He peers at me like a dragon might when hearing of a distant treasure—acquisitive, scheming, entranced. He runs his tongue along his teeth.
“To tempt you, I have acquired your mongrel at no small sum. On Luna he was ill-treated. Ninety days of reprieve and dignity will I grant him in my domain, but on the ninety-first day, he will be released into the Hanging Coliseum of the Dockyards of Venus, as were the Carthii captives of old. And like the Carthii of old, I, along with my guests, will hunt him upon equine wings, and mount his head on a spear and feed his organs to the war pyre.” He closes his eyes as if imagining the wind through his hair as he rides a Carthii pegasus, and the scent of burning flesh as he laughs with his friends by the sacrificial fire. When his eyes open, they shine with madness. “Unless you come to me. Unless you come and we decide at last who is hunter and who is prey. Until then, my noble foe, per aspera ad astra.”

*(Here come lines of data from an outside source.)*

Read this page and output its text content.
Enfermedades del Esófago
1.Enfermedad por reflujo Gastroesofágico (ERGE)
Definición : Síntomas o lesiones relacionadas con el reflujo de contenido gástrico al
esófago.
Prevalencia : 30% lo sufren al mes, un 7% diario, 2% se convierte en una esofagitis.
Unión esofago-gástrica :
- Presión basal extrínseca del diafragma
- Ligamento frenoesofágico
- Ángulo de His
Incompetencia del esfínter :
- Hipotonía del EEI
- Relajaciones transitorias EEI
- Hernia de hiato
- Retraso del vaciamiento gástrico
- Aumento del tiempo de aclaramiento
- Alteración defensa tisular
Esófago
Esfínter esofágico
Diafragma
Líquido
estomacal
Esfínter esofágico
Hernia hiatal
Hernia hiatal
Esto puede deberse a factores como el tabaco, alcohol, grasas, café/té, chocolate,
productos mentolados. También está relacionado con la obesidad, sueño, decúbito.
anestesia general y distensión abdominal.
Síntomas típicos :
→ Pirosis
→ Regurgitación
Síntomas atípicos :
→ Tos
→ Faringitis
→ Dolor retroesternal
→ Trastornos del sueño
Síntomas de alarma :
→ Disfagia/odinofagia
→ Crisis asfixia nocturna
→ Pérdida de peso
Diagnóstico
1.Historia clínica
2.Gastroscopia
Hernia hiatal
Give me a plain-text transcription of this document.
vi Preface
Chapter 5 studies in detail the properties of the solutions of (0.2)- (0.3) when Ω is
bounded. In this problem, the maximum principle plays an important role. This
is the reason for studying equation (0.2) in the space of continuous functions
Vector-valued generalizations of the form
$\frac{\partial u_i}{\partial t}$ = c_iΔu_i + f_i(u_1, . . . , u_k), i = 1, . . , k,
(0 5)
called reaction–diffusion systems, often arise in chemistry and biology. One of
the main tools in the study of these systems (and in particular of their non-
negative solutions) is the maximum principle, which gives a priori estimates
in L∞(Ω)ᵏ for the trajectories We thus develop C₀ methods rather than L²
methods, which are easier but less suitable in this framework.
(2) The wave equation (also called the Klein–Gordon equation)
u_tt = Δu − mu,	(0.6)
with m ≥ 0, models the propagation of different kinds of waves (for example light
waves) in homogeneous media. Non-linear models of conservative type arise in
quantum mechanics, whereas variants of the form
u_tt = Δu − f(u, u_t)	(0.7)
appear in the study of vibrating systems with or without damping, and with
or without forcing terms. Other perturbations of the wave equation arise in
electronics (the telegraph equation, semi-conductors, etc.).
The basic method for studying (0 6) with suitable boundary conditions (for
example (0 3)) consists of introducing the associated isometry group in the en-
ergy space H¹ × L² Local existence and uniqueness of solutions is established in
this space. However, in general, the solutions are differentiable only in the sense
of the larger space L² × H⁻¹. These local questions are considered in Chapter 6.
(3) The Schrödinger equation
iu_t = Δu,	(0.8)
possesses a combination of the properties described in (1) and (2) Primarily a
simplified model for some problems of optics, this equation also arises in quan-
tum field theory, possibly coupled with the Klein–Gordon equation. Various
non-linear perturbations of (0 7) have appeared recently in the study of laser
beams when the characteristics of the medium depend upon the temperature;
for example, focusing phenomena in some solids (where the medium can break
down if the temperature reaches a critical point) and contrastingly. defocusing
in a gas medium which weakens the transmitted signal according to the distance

The light of the hologram fades, then the hologram starts over again, an endless loop. Screw pauses the image. Harnassus, Thraxa, and Colloway slump in the gloom around my small breakfast table. Screwface itches his stump. Cassius leans against the door with his arms crossed watching me. At his feet sits Aurae, her eyes closed.
“Where did you get this filth?” Screw demands from Cassius and thrusts a finger at Aurae. “Did your Siren conjure it?” Even Harnassus thinks that’s ridiculous. Aurae doesn’t bother opening her eyes to address the accusation. “Why is she even in this room?”
“I can leave,” she replies.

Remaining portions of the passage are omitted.